(Delivered at UUSF on March 18, 2018. Listen to the audio here.)
Last weekend, I was in Oakland volunteering at a debate tournament. I've been involved in the debate community since high school, when I was a debater. The reason that I have stayed involved is because debate helps youth explore academic ideas, including ones that are personally relevant to them and their own identities. They research policy, and they incorporate personal narratives. These kids are figuring out what they believe and speaking out about it.
My own experience in debate was different. I learned about important issues and how to advocate on behalf of those issues, but it wasn't primarily about my beliefs. Instead, I would argue whatever I thought would help my team win. Sometimes, that would mean winning on sneaky technicalities rather than more substantive arguments, or sometimes it would mean adapting my arguments to a judge who had very different views than mine. Like the kids in Oakland, I did the research, but I didn't have the personal narratives.
That wasn't just me. A lot of my peers in debate would adopt the same outlook -- opportunistically thinking about what arguments were likely to win rather than what arguments were true or meaningful. It was moral ambiguity taken to the extreme.
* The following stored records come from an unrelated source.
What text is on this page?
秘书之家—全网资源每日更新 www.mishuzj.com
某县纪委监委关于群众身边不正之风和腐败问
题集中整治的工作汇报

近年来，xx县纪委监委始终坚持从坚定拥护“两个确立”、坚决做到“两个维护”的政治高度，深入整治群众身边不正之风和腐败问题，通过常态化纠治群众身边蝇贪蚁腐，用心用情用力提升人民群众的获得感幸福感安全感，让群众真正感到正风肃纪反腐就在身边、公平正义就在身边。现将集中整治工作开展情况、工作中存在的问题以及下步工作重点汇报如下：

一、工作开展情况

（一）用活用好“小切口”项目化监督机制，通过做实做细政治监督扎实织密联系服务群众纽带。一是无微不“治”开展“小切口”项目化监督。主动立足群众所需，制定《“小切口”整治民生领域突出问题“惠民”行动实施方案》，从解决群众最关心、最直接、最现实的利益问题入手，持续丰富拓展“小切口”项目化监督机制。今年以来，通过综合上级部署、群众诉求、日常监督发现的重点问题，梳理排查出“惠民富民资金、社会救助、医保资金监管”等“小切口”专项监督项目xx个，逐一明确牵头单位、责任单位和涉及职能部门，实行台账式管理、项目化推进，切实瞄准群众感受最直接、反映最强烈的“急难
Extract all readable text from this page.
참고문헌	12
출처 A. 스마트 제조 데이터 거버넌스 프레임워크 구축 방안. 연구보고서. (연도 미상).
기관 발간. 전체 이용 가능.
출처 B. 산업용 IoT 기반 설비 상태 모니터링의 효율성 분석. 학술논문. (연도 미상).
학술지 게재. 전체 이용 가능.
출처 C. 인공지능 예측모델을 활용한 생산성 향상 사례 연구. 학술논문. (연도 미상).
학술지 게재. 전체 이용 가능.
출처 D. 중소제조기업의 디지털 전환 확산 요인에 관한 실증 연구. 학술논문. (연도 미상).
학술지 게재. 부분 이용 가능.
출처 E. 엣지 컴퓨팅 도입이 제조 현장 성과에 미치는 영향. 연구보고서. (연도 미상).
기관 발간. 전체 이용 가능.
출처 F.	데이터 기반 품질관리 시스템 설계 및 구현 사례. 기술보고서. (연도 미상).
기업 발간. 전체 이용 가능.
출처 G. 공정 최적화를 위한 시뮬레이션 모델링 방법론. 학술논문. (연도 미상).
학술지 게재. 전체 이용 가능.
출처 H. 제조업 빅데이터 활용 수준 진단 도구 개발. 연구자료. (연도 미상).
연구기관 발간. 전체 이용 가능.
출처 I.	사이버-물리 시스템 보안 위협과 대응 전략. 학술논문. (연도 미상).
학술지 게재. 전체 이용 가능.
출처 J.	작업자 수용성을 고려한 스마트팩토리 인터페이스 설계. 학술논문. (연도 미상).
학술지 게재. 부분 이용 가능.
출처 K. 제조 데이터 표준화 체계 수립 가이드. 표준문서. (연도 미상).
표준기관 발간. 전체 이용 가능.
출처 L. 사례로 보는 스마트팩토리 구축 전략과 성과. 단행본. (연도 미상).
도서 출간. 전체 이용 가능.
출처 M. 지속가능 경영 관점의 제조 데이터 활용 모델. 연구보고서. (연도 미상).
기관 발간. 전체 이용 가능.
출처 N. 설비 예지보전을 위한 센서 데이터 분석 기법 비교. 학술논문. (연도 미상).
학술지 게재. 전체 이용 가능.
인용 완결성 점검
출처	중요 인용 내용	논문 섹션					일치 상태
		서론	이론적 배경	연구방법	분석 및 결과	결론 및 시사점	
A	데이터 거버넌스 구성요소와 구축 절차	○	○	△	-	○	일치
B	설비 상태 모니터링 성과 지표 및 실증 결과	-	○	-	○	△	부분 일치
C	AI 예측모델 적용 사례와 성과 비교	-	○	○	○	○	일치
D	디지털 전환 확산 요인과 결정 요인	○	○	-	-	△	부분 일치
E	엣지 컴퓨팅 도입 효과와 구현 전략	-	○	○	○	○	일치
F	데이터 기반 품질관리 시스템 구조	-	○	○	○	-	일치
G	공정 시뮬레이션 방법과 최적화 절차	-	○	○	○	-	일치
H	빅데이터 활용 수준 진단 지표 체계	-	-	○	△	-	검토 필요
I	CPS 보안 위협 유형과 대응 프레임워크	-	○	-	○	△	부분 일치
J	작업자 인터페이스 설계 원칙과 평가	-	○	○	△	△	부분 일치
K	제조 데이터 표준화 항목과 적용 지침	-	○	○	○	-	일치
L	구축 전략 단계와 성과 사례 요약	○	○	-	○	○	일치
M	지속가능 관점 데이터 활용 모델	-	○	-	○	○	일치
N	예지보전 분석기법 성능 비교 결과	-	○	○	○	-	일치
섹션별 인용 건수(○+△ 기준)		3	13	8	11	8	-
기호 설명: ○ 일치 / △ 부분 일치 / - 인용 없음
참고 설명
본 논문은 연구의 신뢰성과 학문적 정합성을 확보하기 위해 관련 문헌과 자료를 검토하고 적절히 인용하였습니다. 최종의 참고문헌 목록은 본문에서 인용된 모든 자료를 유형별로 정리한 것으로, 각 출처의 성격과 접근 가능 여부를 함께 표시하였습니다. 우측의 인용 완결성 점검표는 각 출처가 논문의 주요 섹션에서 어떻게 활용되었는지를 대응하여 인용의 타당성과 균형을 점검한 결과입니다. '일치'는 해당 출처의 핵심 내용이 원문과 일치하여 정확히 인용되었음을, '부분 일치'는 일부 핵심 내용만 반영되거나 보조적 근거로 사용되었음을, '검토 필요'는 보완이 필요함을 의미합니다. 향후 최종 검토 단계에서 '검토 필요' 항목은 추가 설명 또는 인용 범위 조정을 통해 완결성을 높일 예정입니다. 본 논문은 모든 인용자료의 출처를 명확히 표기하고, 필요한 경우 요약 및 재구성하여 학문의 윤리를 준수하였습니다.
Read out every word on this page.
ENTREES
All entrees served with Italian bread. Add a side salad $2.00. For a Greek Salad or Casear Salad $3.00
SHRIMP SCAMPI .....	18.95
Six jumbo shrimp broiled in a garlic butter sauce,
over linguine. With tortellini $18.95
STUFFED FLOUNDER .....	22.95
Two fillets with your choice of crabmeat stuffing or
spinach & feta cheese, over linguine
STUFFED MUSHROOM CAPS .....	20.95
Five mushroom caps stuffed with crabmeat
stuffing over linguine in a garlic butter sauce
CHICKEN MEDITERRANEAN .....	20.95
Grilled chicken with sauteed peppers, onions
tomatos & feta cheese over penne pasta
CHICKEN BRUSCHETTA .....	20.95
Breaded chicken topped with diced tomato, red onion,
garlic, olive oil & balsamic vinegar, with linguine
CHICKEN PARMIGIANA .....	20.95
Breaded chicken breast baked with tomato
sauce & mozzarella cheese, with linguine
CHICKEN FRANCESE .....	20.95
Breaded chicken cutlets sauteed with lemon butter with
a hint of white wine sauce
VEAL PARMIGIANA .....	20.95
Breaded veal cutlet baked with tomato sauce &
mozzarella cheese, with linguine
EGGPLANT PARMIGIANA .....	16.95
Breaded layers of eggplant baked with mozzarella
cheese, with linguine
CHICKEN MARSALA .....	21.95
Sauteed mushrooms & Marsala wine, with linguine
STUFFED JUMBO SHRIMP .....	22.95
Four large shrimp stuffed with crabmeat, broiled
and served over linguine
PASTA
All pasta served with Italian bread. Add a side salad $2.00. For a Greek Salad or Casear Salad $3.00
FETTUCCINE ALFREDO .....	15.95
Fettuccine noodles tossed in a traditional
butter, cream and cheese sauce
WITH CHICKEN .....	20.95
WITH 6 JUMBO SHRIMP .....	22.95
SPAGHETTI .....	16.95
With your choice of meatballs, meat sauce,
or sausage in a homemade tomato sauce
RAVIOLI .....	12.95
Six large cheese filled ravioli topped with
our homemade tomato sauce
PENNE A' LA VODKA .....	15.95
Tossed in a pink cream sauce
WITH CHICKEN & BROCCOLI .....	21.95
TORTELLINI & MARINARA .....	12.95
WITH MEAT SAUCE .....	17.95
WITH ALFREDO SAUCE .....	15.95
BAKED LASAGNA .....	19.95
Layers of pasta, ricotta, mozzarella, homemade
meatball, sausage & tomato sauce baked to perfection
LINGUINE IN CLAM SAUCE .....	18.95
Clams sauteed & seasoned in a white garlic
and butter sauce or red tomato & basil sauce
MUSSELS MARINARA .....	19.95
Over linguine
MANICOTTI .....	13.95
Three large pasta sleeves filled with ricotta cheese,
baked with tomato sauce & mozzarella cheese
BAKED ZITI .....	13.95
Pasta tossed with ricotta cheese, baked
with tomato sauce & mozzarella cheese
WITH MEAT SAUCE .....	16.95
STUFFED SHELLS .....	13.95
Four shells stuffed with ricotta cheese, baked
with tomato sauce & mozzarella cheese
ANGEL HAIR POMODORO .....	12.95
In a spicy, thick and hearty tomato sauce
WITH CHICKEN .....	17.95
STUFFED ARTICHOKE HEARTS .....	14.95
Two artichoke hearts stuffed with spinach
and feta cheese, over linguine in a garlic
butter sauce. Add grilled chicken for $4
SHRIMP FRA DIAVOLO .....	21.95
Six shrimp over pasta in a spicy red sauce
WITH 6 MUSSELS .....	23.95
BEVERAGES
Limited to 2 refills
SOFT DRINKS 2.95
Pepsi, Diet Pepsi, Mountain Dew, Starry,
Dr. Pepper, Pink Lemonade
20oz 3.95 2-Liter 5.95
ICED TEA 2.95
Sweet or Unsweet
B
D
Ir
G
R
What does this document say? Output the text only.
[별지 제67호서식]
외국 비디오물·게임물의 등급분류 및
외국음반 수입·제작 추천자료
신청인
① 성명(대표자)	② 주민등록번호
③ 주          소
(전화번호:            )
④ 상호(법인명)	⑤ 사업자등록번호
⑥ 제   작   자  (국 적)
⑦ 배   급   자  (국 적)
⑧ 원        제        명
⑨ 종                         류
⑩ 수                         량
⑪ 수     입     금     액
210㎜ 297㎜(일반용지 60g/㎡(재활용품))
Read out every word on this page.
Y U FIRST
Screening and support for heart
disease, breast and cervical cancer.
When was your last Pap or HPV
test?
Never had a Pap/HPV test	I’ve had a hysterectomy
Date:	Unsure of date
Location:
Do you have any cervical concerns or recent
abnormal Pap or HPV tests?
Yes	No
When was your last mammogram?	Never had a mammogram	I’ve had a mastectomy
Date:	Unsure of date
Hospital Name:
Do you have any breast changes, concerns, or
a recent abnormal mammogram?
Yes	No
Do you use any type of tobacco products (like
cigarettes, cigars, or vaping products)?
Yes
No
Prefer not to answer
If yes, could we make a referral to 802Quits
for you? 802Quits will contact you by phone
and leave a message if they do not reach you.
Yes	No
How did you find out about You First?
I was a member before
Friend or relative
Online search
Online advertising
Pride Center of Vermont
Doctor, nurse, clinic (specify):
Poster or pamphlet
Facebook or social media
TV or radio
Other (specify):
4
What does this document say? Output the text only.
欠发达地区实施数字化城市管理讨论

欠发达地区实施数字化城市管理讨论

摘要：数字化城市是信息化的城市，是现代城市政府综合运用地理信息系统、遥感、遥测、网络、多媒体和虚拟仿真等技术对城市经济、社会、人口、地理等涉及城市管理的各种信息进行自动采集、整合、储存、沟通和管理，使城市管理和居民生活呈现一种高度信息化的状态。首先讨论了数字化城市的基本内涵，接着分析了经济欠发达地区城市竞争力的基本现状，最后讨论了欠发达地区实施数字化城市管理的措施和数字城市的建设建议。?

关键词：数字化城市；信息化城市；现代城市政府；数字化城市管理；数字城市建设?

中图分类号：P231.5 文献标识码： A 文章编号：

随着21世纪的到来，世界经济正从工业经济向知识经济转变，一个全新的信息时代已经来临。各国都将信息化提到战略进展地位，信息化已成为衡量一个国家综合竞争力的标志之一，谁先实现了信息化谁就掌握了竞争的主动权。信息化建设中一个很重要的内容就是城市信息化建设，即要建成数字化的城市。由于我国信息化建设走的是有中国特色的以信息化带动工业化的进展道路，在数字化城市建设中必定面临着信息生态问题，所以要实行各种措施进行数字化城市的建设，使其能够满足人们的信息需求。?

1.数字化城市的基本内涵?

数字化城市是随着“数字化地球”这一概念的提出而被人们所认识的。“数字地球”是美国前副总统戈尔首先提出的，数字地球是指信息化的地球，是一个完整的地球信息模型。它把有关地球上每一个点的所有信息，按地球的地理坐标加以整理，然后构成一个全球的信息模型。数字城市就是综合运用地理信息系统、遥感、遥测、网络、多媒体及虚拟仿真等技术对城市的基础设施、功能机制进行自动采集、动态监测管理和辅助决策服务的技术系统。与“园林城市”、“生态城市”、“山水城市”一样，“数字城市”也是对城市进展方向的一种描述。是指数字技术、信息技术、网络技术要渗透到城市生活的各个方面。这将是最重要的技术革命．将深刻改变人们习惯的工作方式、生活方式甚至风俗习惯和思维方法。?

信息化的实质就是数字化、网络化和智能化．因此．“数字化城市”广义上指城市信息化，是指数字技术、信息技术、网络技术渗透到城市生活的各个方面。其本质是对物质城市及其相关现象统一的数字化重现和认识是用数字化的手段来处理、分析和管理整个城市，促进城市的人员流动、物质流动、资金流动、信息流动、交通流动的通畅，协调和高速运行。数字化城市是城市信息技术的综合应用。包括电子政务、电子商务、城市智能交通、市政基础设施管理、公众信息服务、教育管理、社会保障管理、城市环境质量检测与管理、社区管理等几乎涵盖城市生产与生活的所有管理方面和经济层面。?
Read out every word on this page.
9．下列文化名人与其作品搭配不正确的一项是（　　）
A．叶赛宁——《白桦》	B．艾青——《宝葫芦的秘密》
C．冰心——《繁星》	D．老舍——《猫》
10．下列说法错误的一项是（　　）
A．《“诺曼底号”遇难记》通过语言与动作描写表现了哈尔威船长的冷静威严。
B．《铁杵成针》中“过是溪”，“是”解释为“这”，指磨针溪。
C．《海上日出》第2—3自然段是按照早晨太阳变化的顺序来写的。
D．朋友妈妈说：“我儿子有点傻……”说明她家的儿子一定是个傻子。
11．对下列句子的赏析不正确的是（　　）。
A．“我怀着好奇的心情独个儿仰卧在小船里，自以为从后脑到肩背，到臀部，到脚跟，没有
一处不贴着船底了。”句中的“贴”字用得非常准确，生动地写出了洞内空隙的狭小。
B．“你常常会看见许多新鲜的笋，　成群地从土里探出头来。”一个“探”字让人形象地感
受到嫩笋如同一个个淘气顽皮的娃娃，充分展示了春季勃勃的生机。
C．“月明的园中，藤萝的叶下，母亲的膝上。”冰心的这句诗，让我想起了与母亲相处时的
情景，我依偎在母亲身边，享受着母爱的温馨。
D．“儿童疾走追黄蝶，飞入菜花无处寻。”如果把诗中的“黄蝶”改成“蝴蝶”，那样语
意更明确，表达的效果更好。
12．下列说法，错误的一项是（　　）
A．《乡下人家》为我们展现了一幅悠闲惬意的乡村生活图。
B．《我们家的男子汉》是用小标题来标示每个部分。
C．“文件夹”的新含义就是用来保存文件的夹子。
That kind of opportunistic thinking about values is common even outside of debate. Before I started debating, my beliefs were mostly an average of the beliefs of people in my family and my community. Those were the beliefs that were convenient. I didn't think about why or explore for myself. And even when I learned more, the appreciation for ambiguity that I got from my community and from debate was an excuse for a lack of critical thinking about what my own beliefs were.
Defaulting to the beliefs around you is a problem because making the world a better place is hard. There's a lot of momentum keeping things the way they are, and changing that takes strong convictions, not just strong arguments. We need more people who know their beliefs about how the world is and how it should be. Even if those beliefs are uncomfortable. Even if you can't live up to those beliefs yet and you might get called a hypocrite.
Those kinds of beliefs are what guide people to choose a job at a nonprofit rather than a private sector job that would pay more. Those kinds of belief are what keeps someone telling their personal story even when it makes them vulnerable and hurt because that story needs to be told. And one of the reasons I became UU is because we are a community that helps cultivate those kinds of audacious, important beliefs.
We don't take our beliefs for granted. When there are beliefs that we mostly share, such as the seven principles, we think, write, and talk about them. And even for beliefs that are more unique, we support each other in our searches.
We might argue about which cause is the most important or how we should spend our time or where we should donate our money. But I'm not worried about that. There are enough problems out there. It's okay if one person takes action on the prison system and another focuses on education.
My concern is about everyone reflecting and then giving their beliefs the fullest expression that they deserve. For some people, that means giving a personal narrative in a debate where voices like theirs don't get heard. For me right now, it means coming to Church and giving a talk about believing in belief itself.